- The Taiko network suspended all withdrawals and new blocks after the attacks took place due to an error made during proof verification.
- Proof messages that were forged bypassed the security systems allowing funds to be withdrawn from the vaults.
- The estimated loss amounts to $1.7 million.
Taiko exploit concerns intensified after the Ethereum-based rollup confirmed that attackers had compromised its chain state verification mechanism, prompting an emergency response that included halting bridge withdrawals, suspending block production, and warning users that all bridges deployed on the protocol should no longer be considered secure.
The incident marks another addition to a growing list of crypto protocol breaches reported in June and has led to renewed scrutiny of bridge security after attackers successfully withdrew funds through fraudulent messages accepted by the network’s verification system.
Taiko stated that it is coordinating with its Security Council and ecosystem partners as it conducts an investigation into the breach and prepares a full post-mortem report.
Taiko Issues Emergency Warning Following Security Breach
The protocol disclosed the incident in a statement on X, advising users to immediately withdraw funds from all bridges deployed on the network. The team also requested that centralized exchanges suspend deposits of the native TAIKO token until further notice.
Source: Taiko.eth
As part of its response, Taiko confirmed that all proposers had stopped producing new blocks while the investigation remained ongoing. The protocol said it was working with ecosystem participants to contain the incident and limit any additional impact.
A later update stated that the exploit had been contained and that withdrawals through the L1 Bridge and ERC20Vault had been fully halted.

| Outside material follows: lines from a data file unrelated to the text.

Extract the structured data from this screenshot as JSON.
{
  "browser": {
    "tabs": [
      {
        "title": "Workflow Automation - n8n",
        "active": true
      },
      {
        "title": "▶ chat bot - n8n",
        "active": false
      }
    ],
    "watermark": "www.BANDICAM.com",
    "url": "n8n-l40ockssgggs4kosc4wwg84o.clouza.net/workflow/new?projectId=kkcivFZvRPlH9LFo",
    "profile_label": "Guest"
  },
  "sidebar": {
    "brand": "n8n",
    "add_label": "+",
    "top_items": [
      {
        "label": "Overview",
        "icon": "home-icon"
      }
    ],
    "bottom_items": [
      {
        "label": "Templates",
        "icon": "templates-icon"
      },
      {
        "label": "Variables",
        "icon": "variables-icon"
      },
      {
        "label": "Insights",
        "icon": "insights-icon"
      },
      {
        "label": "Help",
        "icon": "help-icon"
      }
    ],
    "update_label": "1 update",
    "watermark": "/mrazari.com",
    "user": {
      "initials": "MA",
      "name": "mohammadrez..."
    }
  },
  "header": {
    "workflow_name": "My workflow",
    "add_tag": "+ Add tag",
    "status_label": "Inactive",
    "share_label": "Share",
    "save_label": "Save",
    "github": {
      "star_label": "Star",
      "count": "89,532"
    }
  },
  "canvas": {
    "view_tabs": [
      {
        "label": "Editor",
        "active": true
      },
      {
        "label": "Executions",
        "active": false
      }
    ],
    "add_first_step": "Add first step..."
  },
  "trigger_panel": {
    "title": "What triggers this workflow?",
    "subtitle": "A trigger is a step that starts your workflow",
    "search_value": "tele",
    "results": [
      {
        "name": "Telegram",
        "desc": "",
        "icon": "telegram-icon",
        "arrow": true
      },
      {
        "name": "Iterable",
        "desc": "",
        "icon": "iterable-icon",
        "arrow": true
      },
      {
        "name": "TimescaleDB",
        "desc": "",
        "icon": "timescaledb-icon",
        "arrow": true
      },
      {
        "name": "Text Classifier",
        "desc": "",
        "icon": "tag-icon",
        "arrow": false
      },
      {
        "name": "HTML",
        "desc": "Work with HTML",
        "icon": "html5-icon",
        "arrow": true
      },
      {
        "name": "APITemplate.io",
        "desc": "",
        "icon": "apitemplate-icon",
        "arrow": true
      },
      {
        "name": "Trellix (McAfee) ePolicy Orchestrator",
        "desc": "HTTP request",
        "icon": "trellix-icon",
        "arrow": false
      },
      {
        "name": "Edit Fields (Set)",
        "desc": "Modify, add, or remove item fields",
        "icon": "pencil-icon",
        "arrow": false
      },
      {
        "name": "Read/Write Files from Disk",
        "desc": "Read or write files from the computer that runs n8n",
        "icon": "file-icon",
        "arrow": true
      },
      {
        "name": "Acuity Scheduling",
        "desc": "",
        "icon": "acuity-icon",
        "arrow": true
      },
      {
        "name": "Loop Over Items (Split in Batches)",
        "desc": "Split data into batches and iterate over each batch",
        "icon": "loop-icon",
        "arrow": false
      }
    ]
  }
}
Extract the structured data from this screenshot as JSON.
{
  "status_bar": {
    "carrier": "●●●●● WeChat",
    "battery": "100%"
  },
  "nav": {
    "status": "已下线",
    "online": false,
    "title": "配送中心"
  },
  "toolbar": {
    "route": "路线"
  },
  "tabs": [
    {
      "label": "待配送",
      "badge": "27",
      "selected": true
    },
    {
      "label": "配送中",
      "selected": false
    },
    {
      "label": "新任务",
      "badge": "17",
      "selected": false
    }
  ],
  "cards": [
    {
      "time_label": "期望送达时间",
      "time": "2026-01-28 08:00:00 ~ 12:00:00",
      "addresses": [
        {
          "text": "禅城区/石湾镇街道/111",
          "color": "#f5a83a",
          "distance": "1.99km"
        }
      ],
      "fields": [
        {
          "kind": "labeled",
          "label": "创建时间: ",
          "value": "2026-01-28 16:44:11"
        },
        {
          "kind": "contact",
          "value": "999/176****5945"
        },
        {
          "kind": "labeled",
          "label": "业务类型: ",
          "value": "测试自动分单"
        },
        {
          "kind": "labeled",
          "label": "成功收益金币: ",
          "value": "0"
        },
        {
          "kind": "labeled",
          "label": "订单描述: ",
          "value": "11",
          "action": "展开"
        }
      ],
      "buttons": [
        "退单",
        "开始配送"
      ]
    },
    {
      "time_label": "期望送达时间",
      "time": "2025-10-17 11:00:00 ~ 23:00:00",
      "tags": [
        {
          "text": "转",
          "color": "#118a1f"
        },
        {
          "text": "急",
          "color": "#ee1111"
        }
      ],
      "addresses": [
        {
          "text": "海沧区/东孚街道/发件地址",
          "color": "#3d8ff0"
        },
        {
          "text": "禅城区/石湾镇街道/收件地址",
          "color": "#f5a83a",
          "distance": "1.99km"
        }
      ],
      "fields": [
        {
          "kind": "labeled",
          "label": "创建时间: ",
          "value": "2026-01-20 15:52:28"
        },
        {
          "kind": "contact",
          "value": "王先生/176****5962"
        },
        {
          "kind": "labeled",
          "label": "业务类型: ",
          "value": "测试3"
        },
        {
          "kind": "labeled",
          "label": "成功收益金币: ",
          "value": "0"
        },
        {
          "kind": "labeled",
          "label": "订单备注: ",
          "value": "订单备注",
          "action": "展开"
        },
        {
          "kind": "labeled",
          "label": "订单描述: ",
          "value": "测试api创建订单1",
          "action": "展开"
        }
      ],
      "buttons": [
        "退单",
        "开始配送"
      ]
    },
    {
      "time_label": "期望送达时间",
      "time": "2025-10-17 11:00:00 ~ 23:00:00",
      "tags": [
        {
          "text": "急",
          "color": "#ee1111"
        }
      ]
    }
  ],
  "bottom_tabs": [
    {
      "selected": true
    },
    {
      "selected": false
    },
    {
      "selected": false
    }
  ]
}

Taiko Exploit Linked to Bridge Verification Flaw
According to information released by Taiko and blockchain security firm Blockade, the breach originated from a flaw in the protocol’s bridge message-proof verification process.
The vulnerability allowed forged message proofs to be accepted as valid on Ethereum without corresponding legitimate events occurring on the Taiko network. As a result, attackers were able to register fraudulent bridge messages and subsequently withdraw assets from the protocol’s ERC20 vault.
Blockaid reported that crafted message proofs were recognized on Ethereum Layer 1 despite lacking legitimate source-chain validation. The security firm said this enabled unauthorized asset releases from the bridge infrastructure.
Fraudulent withdrawals took place following the creation of forgeries of proof-of-messages, thereby evading the verification processes and resulting in the withdrawal of funds from the impacted systems prior to any emergency actions being taken.
Total Estimated Losses Equal Roughly $1.7 Million
Blockaid initially estimated the value of the stolen assets at around $1 million. Nonetheless, further investigation revealed a greater number.
PeckShield and other on-chain investigators estimated that losses reached approximately $1.7 million. Taiko later confirmed that the exploit resulted in estimated losses of around $1.7 million before affected services were paused.
Data from blockchain intelligence platform Arkham indicated that wallets linked to the exploiter were still holding approximately $1.5 million in assets, primarily in Ether.
PeckShield also reported that the attacker transferred 1.99 million TAIKO tokens to the MEXC exchange following the exploit. The transferred tokens were worth approximately $169,702 at the time the report was filed.
The market figures cited by investigators indicated that TAIKO was trading at about 98% below its 2024 price.
June Sees Multiple Protocol Attacks
The Taiko hack took place during the same month that witnessed multiple attacks on other protocols in the digital asset space.
According to data referenced from DeFiLlama, at least 23 protocol exploits have been recorded so far in June.
Among the largest incidents were attacks involving Humanity Protocol and the Syscoin Bridge, which reportedly resulted in losses exceeding $30 million and $8 million, respectively.
The latest breach also followed another security incident reported days earlier on Secret Network. That exploit resulted in the theft of approximately $4.67 million worth of assets.
Separately, around $1.1 million was drained from the OLPC/LABUBU liquidity pool on PancakeSwap. The LABUBU token is a memecoin inspired by the toy brand of the same name.
Source: ExVul
Additional incidents reported during the month included exploits involving Aztec Connect, RetoSwap, and Raydium AMM.
Network Response and Investigation Continue
Taiko said it is continuing to coordinate with ecosystem partners, security teams, and its Security Council as efforts to investigate the incident proceed.
The protocol stated that technical and legal actions are being considered as part of the response. It also reiterated that affected systems had been paused where possible to prevent additional unauthorized activity.
A full incident review is expected to be released following completion of the investigation. The report will contain additional information about the nature of the vulnerability, the implementation of the attack, and how it was mitigated after discovery of the problem.